Он доел суп: горячий, ароматный, с сыром пармезан и белым, утренней выпечки, хлебом, — и почувствовал себя в силах "вернуться" к письму. Выпил немного коньяка — сегодняшний день без споров назначен выходным — раскурил "гавану" и вытащил из внутреннего кармана пиджака письмо от Ольги.
По условиям игры Китти оставляла ему записочки и письма в отелях, где ночевала хотя бы одну ночь, или пересылала весточки через Вильду, которая не в пример "кузине Кисси" путешествовала куда меньше. Таких "писем" от Кайзерины Баст получил за последнюю неделю целых три. По ним можно проследить — хотя бы и самым поверхностным образом — за ходом перемещений баронессы, узнать о состоянии ее здоровья и превалирующей ноте в часто меняющемся "капризном" настроении, ну и почерпнуть еще кое-какие сведения "открытого" и "закрытого" характера. Однако сейчас речь шла совсем о другом
… вчера я задумалась о Рефлексии, — писала Кайзерина по-немецки четким чуть резковатым почерком. — Ты как-то заметил, мой друг, что в рамках "способности к познанию" Рефлексия выступает как проявление метакогниции. Рассматривая теперь эту мысль, я прихожу к выводу, что, возможно, Тейяр де Шарден не так и далек от истины, когда говорит…

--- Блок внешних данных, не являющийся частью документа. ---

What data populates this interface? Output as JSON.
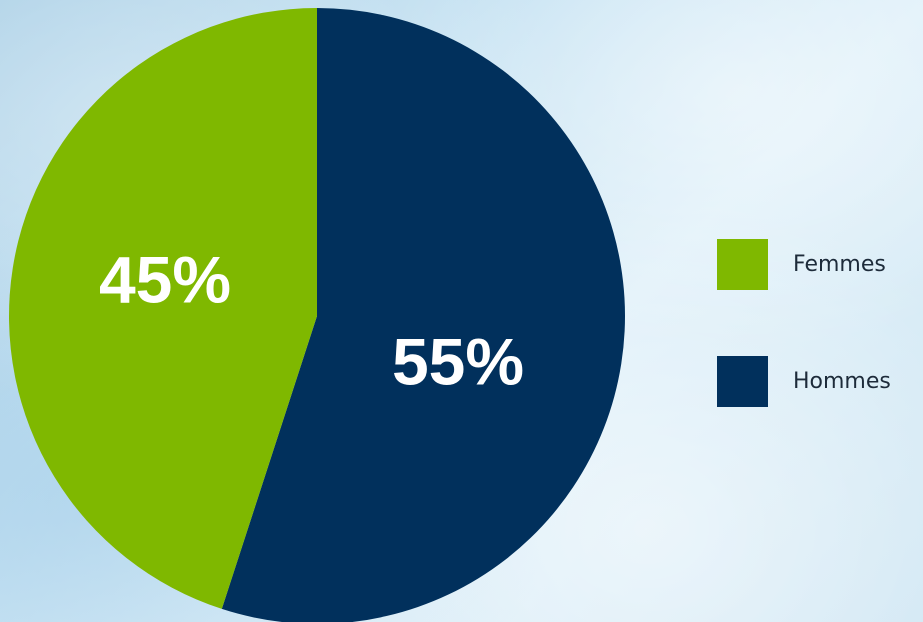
{
  "chart_data": {
    "type": "pie",
    "title": "",
    "categories": [
      "Femmes",
      "Hommes"
    ],
    "values": [
      45,
      55
    ],
    "value_labels": [
      "45%",
      "55%"
    ],
    "colors": [
      "#7fb800",
      "#01305c"
    ],
    "legend_position": "right"
  }
}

И дальше, дальше, дальше… Одиннадцать страниц великолепного философского текста, еще одна глава изысканно-тонкого и глубокого романа в письмах — самого впечатляющего объяснения в любви, какое было известно Олегу. Ольга начала эту переписку как бы "в шутку", но очень скоро "шутки кончились"…
4.
Ночь выдалась холодная, но ясная. Ольга погасила свет в комнате, раздернула плотные шторы, и открыла балконную дверь. Ветра не было, но с улицы дохнуло вполне зимней стынью. Мадрид конечно не Вена, но зима — она и в Африке… бывает.
Ольга выдвинула на балкон матрас, заранее припасенный для таких оказий, и выползла сама. Если не поднимать головы, не садиться и, тем более, не вставать, то и патрули, постоянно проходящие внизу, ничего не заметят. Можно даже покурить в кулак, но очень осторожно. Республиканцам везде мерещатся агенты фалангистов. Чуть увидят где свет, сразу начинают палить прямо по окнам, а разбираются — типа, и кто это тут подает сигналы фашистской авиации? — уже потом, чаще всего над телом "предателя". "Пятая колонна", "Но пасаран!", то да се…
А ночь выдалась чудная. Высокое небо сплошь в звездах, крупных — по-южному ярких, а между звезд скользят невесомые тени. То ли легкая дымка стелется над крышами домов, то ли птицы летают, то ли призраки…
"А я лежу на спине, как какой-нибудь Андрей Болконский, гляжу на это вечное небо и понимаю, какая я на самом деле мелкая и недолгоживущая тварь… Нет, не так! Я тварь божья, им сотворенная в непостижимой мудрости и с неизвестным расчетом и…"
Ее опять пробило на "философию", и это было скорее грустно чем смешно.
"Это от одиночества, — решила Кайзерина. — И от трезвости".
Она осторожно достала из кармана фляжку, свинтив колпачок, сделала несколько медленных "задумчивых" глотков. Стало лучше, но тут где-то далеко — кажется, на юге — раздалось несколько гулких взрывов. Потом совсем рядом ударил выстрел — Бух тарарах! — еще один, и сразу же завыла сирена воздушной тревоги. Одна, другая, третья… Голоса беды и отчаяния слились, заставив напрячься нервы и участиться дыхание, где-то в районе университета вдруг взметнулся луч прожектора, и заухали — словно сваи заколачивали — зенитки.
"Вот сейчас грохнет, и все! Баста жалко…"
"Бум-бум", — раздалось за спиной, то есть там, где была бы ее спина, сиди Кейт на балконе, а не лежи.
И снова "бум-бум". Кто-то барабанил в дверь, мешая Кайзерине жалеть себя, и…
"Бум-бум!"
"Вот же люди! А если меня дома нет?"
Но она была "дома", и потому поползла открывать.
А за дверью нервничали "три богатыря", весьма живо реагирующие на близкие разрывы фашистских бомб: Кармен, Макасеев, Эренбург.
— Кейт! — выпалил Кармен, едва дверь отворилась. — Быстрее!